For the study, Chang collaborated with his colleague Karunesh Ganguly, MD, PhD., Associate professor of neurology. Together, they launched “BRAVO” (Restoration of the brain-computer interface of the arm and voice). The first volunteer in the study, known as BRAVO1, is a man in his 30s. More than 15 years ago, he suffered a severe brain stem stroke which caused massive damage to his brain, vocal tract, and limbs.

Since her stroke, she has had minimal mobility of her head, neck, and extremities. It communicates using just a pointer that presses letters on a screen.

For this study, the participant worked together with the researchers to formulate a 50-word vocabulary. Chan’s team would monitor and recognize words from brain activity using advanced computer algorithms. The vocabulary includes simple words like “good”, “water” and “family”. The algorithms can then use these words to create hundreds of sentences to help BRAVO1 express its thoughts.

After that, Chang surgically implanted a high-density electrode array over the motor cortex of BRAVO1’s speech. After BRAVO1 made a full recovery, the team recorded 22 hours of brain activity over the course of 48 sessions. The recording sessions lasted several months. In each session, BRAVO1 made several attempts to say each vocabulary word. At the same time, the electrodes recorded signals from his motor cortex for speech.

How Speech Neuroprosthesis Converts Brain Signal Words

Other senior study authors used custom neural network models to translate speech intent into text. Forms of artificial intelligence, the networks helped record subtle brain patterns to detect speech attempts. The system then identified what words BRAVO1 was trying to say.

To test the models, the team gave BRAVO1 short sentences made up of the 50 vocabulary word bank. Then they asked him to try saying them a few times. When he tried to speak, the decoded words from his brain activity were recorded on a screen.

The team then started asking him questions like “How are you doing today?” or “Do you want some water?” BRAVO1’s responses then appeared on the screen. He said, “I’m fine” and “No, I’m not thirsty.”

The speech neuroprosthesis decoded words from brain activity at a rate of about 18 words per minute. Impressively, it was 93 percent accurate (median 75 percent). The language model that Moses created also played a role in its success. The system had a self-correcting function similar to modern smartphones and speech recognition software, which increased accuracy.

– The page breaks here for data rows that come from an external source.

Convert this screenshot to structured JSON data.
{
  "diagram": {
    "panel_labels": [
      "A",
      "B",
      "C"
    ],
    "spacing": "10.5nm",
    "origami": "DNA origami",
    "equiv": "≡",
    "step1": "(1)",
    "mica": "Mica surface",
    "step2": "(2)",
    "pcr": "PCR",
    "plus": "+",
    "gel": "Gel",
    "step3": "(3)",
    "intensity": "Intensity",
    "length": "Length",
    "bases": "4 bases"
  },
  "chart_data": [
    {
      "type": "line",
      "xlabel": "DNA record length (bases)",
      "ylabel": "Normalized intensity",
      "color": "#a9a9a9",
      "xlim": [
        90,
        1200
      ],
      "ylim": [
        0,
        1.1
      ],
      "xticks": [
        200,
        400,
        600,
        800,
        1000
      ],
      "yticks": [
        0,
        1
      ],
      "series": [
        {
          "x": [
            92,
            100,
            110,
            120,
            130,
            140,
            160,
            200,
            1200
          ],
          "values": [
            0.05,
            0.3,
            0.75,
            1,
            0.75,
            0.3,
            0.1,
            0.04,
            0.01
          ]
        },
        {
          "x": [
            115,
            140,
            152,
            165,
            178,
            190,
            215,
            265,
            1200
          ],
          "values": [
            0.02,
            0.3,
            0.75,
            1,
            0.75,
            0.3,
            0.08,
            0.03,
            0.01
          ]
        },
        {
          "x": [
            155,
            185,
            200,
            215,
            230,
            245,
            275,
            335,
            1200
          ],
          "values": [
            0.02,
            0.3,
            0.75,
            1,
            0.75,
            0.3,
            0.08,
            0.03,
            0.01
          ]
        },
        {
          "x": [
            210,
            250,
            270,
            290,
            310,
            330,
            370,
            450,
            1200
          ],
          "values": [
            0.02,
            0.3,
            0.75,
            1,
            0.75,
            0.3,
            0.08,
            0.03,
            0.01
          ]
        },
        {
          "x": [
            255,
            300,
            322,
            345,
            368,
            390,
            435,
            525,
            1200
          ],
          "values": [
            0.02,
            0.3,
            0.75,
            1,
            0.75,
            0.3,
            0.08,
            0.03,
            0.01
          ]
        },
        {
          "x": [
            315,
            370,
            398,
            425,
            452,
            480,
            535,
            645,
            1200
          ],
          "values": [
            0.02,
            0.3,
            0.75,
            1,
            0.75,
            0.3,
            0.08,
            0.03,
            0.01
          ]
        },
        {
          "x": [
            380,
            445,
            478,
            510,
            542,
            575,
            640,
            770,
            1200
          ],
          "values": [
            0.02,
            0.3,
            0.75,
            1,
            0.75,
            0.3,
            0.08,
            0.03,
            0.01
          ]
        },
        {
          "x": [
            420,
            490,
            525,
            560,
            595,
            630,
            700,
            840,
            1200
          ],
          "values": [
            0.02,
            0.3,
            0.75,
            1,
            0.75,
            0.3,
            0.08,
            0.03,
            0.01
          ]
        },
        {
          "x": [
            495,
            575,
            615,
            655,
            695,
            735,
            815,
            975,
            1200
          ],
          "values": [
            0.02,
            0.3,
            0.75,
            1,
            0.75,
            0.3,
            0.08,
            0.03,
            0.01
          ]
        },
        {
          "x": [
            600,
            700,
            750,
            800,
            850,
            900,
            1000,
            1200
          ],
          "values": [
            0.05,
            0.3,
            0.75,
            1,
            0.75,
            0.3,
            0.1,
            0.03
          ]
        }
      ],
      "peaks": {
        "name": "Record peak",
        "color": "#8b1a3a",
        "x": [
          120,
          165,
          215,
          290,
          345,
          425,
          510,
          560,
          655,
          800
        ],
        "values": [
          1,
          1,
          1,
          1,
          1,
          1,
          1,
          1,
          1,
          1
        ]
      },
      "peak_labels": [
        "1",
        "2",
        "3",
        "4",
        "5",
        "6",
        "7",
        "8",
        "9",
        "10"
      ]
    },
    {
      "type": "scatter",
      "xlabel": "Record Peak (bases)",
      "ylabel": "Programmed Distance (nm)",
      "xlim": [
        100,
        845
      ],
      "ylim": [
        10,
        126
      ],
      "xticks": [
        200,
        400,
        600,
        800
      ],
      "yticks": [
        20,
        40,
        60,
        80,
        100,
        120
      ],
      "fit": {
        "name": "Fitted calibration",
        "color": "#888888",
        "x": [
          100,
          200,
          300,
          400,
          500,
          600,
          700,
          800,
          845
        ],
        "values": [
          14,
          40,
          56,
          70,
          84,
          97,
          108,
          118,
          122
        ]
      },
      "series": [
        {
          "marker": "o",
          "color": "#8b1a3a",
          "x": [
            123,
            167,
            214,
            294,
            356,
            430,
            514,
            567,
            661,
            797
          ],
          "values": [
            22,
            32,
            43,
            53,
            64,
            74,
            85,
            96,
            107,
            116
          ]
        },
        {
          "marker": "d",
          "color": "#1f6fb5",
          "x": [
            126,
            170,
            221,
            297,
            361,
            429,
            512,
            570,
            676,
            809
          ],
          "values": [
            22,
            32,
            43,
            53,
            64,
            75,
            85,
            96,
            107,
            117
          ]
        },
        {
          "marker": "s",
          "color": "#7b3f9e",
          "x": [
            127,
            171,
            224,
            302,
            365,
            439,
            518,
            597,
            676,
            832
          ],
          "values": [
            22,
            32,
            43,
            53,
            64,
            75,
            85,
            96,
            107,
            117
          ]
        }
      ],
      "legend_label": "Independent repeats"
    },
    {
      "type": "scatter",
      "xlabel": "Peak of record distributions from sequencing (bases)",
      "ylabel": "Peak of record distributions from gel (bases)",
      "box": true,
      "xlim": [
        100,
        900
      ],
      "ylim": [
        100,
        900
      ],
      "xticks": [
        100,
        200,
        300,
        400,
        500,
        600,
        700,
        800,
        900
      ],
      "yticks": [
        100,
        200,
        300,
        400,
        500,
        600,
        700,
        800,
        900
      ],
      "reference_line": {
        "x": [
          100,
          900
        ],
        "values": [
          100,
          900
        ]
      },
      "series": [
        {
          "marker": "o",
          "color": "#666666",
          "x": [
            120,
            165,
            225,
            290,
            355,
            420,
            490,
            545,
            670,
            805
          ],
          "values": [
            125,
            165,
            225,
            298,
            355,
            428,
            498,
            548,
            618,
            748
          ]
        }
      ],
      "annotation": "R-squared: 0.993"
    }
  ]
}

“We were excited to see the accurate decoding of a variety of meaningful sentences,” Moses said. “We have shown that it is actually possible to facilitate communication in this way and that it has the potential to be used in conversational settings.”

Final thoughts on the speech neuroprosthesis that improves communication in paralyzed people

In the future, Chang and Moses will conduct a follow-up test to include more volunteers with severe paralysis. However, the team is working to expand vocabulary words and improve speaking speed for now.

While the study only included one participant and a 50-word vocabulary, both scientists rated it as a great success. Finally, Moses said: “This is an important technological milestone for a person who cannot communicate naturally and demonstrates the potential of this approach to give voice to people with severe paralysis and loss of speech.”